Rechercher
  • Nina Ferrand

Plongée dans le business du running : entre rentabilité et rivalité...





Le record du monde du semi-marathon est tombé ! Le mois dernier, lors du semi-marathon de Valence en Espagne, Kibiwott Kandiea établi un nouveau record avec un temps stratosphérique de 57'32''dans une course fortement disputée. L’occasion pour nous de revenir sur le poids du running aujourd’hui dans le sport et surtout sur la nouvelle génération de chaussures proposées par la plupart des équipementiers.


Un business en or


C'est un sport qui pèse deux fois plus que le football en France. Selon une étude menée par l'UNION sport & cycle, le running est pratiqué par plus de 13 millions de Français et représente un énorme marché de 850 millions d'euros par an, à se partager entre les marques. Dans ce marché, au-delà des grands leaders équipementiers, d’autres comme les organisateurs d’événements réussissent à se démarquer. En effet, attirés par ce phénomène de mode, les organisateurs sont en train de chambouler ce marché à travers la multiplication des épreuves, le naming d’événements et leurs professionnalisations grandissantes même si le Covid a marqué un véritable coup d’arrêt pour eux. Le plus actif est Amaury Sport Organisation (ASO), qui gère de nombreuses courses dont le marathon de Paris qui génère environ 50 millions d'euros de retombées pour ASO. Par ailleurs, on a vu émerger aussi une série de startup très pointues, comme le fabricant lyonnais de tee-shirts connectés Cityzen Sciences ou le breton Overstim.s, spécialiste des compléments nutritionnels. La distribution n'est quant à elle pas en reste. On dénombre environ 240 boutiques spécialisées dans le running en France, un chiffre en hausse permanente.

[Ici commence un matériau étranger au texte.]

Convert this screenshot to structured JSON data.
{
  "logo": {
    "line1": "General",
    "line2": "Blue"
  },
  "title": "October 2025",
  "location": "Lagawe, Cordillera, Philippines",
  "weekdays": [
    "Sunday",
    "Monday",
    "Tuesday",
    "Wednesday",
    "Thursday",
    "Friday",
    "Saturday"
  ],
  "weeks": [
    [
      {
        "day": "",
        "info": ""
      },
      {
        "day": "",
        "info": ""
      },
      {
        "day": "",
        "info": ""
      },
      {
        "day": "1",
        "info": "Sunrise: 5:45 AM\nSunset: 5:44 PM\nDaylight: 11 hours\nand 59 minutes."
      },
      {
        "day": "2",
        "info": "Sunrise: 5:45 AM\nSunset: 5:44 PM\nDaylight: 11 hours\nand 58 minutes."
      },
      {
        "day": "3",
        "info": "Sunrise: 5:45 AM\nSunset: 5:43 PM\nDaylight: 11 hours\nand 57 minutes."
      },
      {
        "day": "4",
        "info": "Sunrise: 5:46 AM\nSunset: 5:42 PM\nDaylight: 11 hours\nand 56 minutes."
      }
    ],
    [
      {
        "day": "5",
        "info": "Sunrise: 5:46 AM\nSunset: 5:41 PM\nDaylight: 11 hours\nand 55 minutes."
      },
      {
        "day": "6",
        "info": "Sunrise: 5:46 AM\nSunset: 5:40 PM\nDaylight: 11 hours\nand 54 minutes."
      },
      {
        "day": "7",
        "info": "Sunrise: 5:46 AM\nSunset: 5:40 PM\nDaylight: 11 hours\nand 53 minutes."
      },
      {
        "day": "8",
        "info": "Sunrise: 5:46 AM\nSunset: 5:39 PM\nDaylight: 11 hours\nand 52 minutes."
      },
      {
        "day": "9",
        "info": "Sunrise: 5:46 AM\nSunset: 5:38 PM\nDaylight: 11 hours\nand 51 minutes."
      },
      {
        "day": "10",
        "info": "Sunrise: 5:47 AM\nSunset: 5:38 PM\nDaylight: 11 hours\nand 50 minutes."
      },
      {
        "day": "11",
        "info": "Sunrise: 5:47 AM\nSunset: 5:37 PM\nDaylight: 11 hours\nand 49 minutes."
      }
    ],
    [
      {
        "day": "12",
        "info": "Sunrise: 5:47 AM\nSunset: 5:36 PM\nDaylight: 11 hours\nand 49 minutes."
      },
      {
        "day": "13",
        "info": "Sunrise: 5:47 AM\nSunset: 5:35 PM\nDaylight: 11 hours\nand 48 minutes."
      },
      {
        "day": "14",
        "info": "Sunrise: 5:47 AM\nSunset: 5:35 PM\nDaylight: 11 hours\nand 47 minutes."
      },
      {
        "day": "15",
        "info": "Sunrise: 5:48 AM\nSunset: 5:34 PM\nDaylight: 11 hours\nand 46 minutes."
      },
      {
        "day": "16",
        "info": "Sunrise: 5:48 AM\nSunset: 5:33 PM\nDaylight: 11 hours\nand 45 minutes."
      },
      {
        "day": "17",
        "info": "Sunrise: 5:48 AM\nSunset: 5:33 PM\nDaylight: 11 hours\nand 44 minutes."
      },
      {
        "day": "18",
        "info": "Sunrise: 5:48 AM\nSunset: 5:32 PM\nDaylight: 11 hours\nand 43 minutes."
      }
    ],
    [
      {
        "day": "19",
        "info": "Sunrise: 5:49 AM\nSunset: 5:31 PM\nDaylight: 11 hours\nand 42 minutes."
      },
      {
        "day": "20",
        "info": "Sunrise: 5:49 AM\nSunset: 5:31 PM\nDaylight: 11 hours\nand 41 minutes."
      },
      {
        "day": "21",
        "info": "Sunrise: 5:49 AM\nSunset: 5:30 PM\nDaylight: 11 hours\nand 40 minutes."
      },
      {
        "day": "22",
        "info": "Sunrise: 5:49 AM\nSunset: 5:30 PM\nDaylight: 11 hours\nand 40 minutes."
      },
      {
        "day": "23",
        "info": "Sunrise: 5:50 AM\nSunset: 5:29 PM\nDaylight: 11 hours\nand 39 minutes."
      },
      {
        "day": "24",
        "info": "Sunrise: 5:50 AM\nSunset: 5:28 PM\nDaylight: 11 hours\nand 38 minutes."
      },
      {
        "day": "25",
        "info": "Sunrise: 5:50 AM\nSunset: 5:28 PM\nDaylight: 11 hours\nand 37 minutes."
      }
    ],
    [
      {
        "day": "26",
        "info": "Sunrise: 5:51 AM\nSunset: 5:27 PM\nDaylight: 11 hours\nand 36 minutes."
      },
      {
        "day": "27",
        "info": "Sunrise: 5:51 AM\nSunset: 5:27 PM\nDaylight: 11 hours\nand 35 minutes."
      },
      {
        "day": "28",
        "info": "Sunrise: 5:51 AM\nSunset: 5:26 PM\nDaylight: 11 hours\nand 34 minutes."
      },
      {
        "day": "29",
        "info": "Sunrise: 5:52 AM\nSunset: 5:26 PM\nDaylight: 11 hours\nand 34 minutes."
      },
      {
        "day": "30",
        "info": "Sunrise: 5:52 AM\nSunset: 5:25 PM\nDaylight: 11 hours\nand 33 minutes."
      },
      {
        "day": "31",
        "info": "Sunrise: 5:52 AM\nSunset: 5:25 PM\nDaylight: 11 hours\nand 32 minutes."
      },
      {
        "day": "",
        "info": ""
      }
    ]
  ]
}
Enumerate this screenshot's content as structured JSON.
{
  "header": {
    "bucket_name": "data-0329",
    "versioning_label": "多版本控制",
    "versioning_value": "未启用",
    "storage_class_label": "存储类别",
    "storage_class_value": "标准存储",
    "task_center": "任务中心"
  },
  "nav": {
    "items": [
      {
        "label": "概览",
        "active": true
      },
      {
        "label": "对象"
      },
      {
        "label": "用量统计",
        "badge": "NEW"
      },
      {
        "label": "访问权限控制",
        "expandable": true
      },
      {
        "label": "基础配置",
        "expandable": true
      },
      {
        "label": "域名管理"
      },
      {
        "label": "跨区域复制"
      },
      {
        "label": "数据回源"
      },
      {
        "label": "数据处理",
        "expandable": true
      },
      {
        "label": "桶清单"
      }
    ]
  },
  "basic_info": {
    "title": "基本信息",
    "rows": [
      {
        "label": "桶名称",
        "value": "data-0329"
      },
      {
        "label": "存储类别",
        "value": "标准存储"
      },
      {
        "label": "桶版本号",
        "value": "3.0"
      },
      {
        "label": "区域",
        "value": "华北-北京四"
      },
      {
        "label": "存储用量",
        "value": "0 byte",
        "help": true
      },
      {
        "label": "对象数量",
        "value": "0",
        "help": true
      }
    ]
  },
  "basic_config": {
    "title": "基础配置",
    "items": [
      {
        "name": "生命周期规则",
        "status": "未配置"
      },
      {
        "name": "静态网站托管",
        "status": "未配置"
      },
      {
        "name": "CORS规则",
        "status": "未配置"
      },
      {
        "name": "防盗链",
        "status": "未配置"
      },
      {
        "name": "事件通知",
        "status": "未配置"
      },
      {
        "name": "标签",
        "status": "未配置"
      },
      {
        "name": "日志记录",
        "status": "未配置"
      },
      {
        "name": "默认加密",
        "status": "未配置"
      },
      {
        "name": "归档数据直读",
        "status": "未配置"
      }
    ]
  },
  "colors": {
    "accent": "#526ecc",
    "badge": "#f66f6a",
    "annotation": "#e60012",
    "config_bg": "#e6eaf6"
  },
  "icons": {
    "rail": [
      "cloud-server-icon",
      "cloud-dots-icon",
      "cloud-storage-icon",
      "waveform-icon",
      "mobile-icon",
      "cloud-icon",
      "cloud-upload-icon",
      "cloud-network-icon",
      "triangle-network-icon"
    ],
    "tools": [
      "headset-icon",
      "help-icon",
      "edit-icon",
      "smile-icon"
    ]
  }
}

Cet engouement pour la longue distance prouve que la course à pied est aujourd'hui le sport à la mode.Au-delà de l'argument de la santé, valable pour le sport en général, les raisons de ce succès sont multiples. «C'est la discipline idéale pour les gens pressés puisqu'on peut l'effectuer en une heure douche comprise», explique Renaud Vaschalde, analyste sport au sein du cabinet d'étude NPD. Il ne nécessite ni infrastructure ni inscription, et ne coûte pas très cher. Quoique. A première vue, en effet, faire du running c’est simple et pas cher! Une paire de basket, une bonne dose de motivation, et voilà. En théorie, ce sont les deux seuls éléments nécessaires pour cette pratique. Seulement dans les faits, un coureur dépense en moyenne 524 euros chaque année pour cette passion.Un chiffre hallucinant quand on sait que les français dépensent en moyenne 225 € par an pour leur pratique sportive. La raison d’un tel budget? Pour améliorer leurs performances, les coureurs n'hésitent plus à mettre 180 euros dans une paire de chaussures high-tech et 200 euros dans une montre connectée.


Autre spécificité du marché, le running a réussi à prendre le virage du digital. Tous les coureurs affichent leur parcours, leurs exploits et leur progression sur les réseaux sociaux. En 2020, avec la Covid on a même vu apparaître les courses digitales, une véritable prouesse des organisateurs et un symbole de rebondissement! C'est grâce au digital entre autres que ce sport est devenu un phénomène de société.


La guerre des équipementiers


Chaque année, le marché du running représente 8,2 millions de paires de chaussures vendues soit un chiffre d’affaire de 500 millions d’euros (selon un reportage mené sur le running par Capital). Logiquement, les marques se ruent donc sur ce marché en or et se livre une guerre sans merci. Aujourd’hui, les plus plébiscités par les coureurs sont Nike, Asics, Salomon ou encore Adidas.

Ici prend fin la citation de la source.